Audio mastering engineers have felt increasing pressure over the years to master recordings at ever increasing loudness levels as compared to other contemporary recordings, by way of dynamic compression, peak limiting, and hard clipping.

This pursuit of loudness adds distortion, reduces fidelity and ultimately impairs audio quality.

When radio stations play the already compromised audio from contemporary music through their typical FM processing chains, this confluence of degradation causes serious audio quality issues on air.

Besides leading to listener fatigue, this can even be mistaken for poor reception by listeners, ultimately causing tune-out.

When pre-distorted contemporary recordings are encoded through typical perceptual codecs, the codecs end up wasting bits trying to faithfully encode the distortion components, in lieu of the original audio.

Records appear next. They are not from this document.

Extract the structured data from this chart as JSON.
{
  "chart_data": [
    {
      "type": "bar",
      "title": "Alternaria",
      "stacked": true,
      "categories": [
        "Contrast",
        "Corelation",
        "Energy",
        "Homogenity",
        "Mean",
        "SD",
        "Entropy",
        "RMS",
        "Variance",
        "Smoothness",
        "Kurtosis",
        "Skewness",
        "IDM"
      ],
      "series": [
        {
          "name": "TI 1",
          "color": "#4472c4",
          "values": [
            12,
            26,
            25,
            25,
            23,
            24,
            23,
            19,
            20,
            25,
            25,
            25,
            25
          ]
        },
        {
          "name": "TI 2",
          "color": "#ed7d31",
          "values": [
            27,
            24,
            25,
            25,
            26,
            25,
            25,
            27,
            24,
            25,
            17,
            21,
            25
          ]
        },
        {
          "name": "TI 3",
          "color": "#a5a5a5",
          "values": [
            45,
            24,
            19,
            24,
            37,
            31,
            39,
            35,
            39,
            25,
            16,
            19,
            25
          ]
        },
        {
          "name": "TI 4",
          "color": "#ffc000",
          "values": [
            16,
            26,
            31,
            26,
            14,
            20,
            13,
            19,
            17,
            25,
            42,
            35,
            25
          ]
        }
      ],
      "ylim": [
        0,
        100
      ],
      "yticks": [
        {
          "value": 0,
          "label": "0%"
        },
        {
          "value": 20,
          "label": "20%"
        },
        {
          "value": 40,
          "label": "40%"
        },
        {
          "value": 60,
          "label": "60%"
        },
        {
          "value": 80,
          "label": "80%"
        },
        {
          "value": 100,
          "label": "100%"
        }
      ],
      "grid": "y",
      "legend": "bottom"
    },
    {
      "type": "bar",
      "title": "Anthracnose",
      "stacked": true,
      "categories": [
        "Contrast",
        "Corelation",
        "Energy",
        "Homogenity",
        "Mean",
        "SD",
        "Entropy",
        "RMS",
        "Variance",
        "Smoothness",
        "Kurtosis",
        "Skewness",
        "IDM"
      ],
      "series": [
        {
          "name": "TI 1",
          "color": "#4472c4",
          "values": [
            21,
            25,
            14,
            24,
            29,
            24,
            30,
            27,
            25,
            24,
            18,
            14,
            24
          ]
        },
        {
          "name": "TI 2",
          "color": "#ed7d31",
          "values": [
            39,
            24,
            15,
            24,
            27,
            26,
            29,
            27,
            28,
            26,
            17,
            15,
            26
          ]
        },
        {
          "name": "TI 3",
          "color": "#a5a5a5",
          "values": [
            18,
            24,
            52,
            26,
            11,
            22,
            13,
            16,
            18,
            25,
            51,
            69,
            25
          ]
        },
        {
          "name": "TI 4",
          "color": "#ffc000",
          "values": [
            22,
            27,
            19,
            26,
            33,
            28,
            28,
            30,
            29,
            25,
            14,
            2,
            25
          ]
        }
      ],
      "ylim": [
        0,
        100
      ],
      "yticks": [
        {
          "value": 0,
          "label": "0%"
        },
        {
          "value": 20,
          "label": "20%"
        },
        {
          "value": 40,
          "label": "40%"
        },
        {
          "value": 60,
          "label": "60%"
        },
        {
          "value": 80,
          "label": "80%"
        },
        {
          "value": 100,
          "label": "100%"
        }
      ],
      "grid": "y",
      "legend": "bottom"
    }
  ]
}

This paper shall examine what the music typically endures when broadcast on FM, and how that understanding led to the invention of the “undo” algorithm, which is applicable to both the broadcasting and recording industries, and automatically repairs some or most of the damage caused by these mastering techniques by adaptively de-clipping and de-compressing the mastered recordings.



For the past three decades, FM broadcasters have been engaged in what have become known as the “loudness wars”, using ever-advancing FM audio processors to make their stations sound louder than the competition on the dial while still (presumably) operating within legal modulation limits.

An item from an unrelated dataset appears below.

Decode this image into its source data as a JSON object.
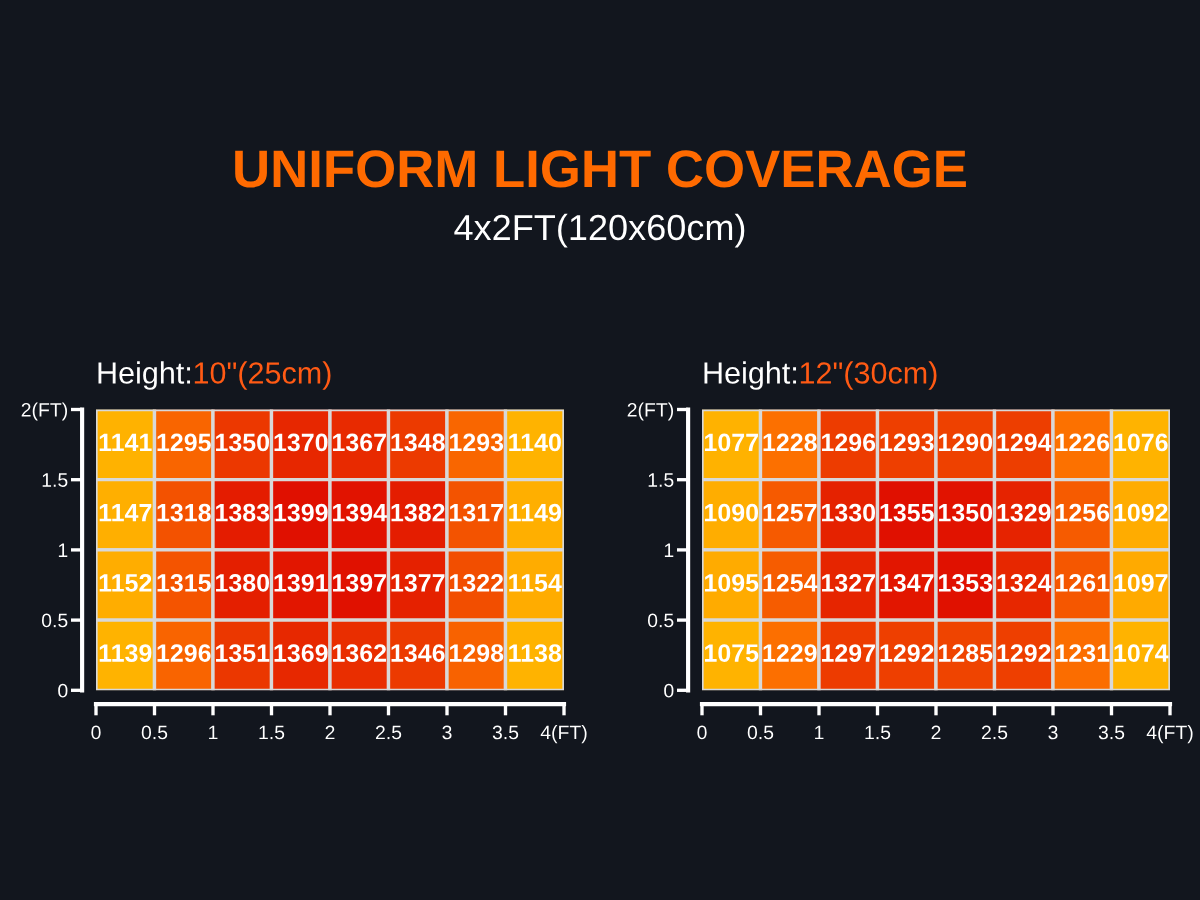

During an A/B comparison between two different audio sources, listeners tend to prefer the louder of the two, even if audio quality is somewhat reduced.

Even loudness differences as small as 0.1dB, which are imperceptible as a whole, can still impart differences to fullness, warmth, and clarity, which the listeners in turn perceive as a more favorable sound.

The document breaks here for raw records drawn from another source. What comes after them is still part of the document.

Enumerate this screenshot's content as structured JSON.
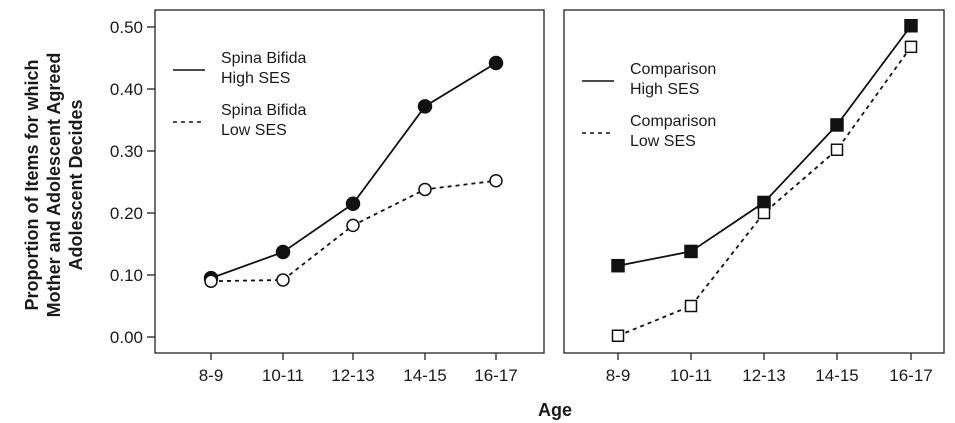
{
  "chart_data": [
    {
      "type": "line",
      "panel": "left",
      "marker": "circle",
      "categories": [
        "8-9",
        "10-11",
        "12-13",
        "14-15",
        "16-17"
      ],
      "ylim": [
        0,
        0.52
      ],
      "yticks": [
        "0.00",
        "0.10",
        "0.20",
        "0.30",
        "0.40",
        "0.50"
      ],
      "series": [
        {
          "name": "Spina Bifida High SES",
          "name_lines": [
            "Spina Bifida",
            "High SES"
          ],
          "style": "solid",
          "filled": true,
          "values": [
            0.095,
            0.137,
            0.215,
            0.372,
            0.442
          ]
        },
        {
          "name": "Spina Bifida Low SES",
          "name_lines": [
            "Spina Bifida",
            "Low SES"
          ],
          "style": "dashed",
          "filled": false,
          "values": [
            0.09,
            0.092,
            0.18,
            0.238,
            0.252
          ]
        }
      ],
      "legend_position": "top-left"
    },
    {
      "type": "line",
      "panel": "right",
      "marker": "square",
      "categories": [
        "8-9",
        "10-11",
        "12-13",
        "14-15",
        "16-17"
      ],
      "ylim": [
        0,
        0.52
      ],
      "series": [
        {
          "name": "Comparison High SES",
          "name_lines": [
            "Comparison",
            "High SES"
          ],
          "style": "solid",
          "filled": true,
          "values": [
            0.115,
            0.138,
            0.217,
            0.342,
            0.502
          ]
        },
        {
          "name": "Comparison Low SES",
          "name_lines": [
            "Comparison",
            "Low SES"
          ],
          "style": "dashed",
          "filled": false,
          "values": [
            0.002,
            0.05,
            0.2,
            0.302,
            0.468
          ]
        }
      ],
      "legend_position": "top-left"
    }
  ],
  "labels": {
    "xlabel": "Age",
    "ylabel_lines": [
      "Proportion of Items for which",
      "Mother and Adolescent Agreed",
      "Adolescent Decides"
    ]
  }
}
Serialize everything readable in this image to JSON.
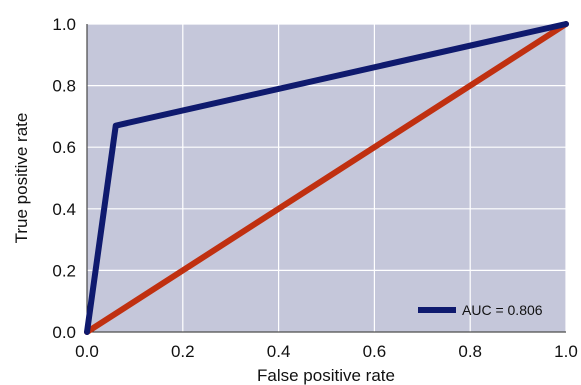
{
  "chart_data": {
    "type": "line",
    "xlabel": "False positive rate",
    "ylabel": "True  positive rate",
    "xlim": [
      0.0,
      1.0
    ],
    "ylim": [
      0.0,
      1.0
    ],
    "x_ticks": [
      "0.0",
      "0.2",
      "0.4",
      "0.6",
      "0.8",
      "1.0"
    ],
    "y_ticks": [
      "0.0",
      "0.2",
      "0.4",
      "0.6",
      "0.8",
      "1.0"
    ],
    "grid": true,
    "legend_position": "bottom-right",
    "background_color": "#c5c7da",
    "series": [
      {
        "name": "AUC = 0.806",
        "color": "#0f1a6e",
        "x": [
          0.0,
          0.06,
          1.0
        ],
        "y": [
          0.0,
          0.67,
          1.0
        ]
      },
      {
        "color": "#c03010",
        "x": [
          0.0,
          1.0
        ],
        "y": [
          0.0,
          1.0
        ]
      }
    ]
  }
}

FM modulation imposes physical and electrical limitations which limit peak waveform excursion.

If additional loudness is desired when the signal is already at its maximum, something has to give. In the case of an FM signal, what gives is the top of the waveform, which is quite literally sheared off in a process known as “clipping”.

Depending upon the particular processor employed, the use of clipping can provide additional loudness without excessively degrading the audio, or can increase loudness but at the cost of introducing audible artifacts and distortion.

To a certain extent, then, one can see where the FM loudness wars – at least in their infancy – were somewhat understandable: Stations wanted to be perceived as clear and powerful to make an impression when scanning up and down the dial.

As is so often the case with such things, this power was quickly abused as stations continued to increase the amount of processing and chased one another around in an effort to be the absolute loudest signal in the market with no regard for audio quality.


Like an FM modulated signal, other analog and digital mediums have similar limitations that dictate waveform excursion.

During the process of recording, mastering, or mixing records, various techniques are used to reduce the peak-to-average ratios of signals such as dynamics compression, limiting, overdriving analog-to-digital converters, and hard digital clipping.

While these techniques do not cause significant problems when used judiciously, the loudness wars have crept into the studio over the past 10 to 15 years, particularly in the recording of popular music, which now has virtually no dynamic range.

Instead of music going from quiet to loud it goes from clean to distorted with a resulting brick-shaped waveform.

Such recordings have a busy, flat, and lifeless sound right out of the studio, a situation that is only made worse when the content passes through a typical FM air chain where it undergoes further dynamic range compression and clipping.

The result is nearly unlistenable audio that invites listeners to tune out.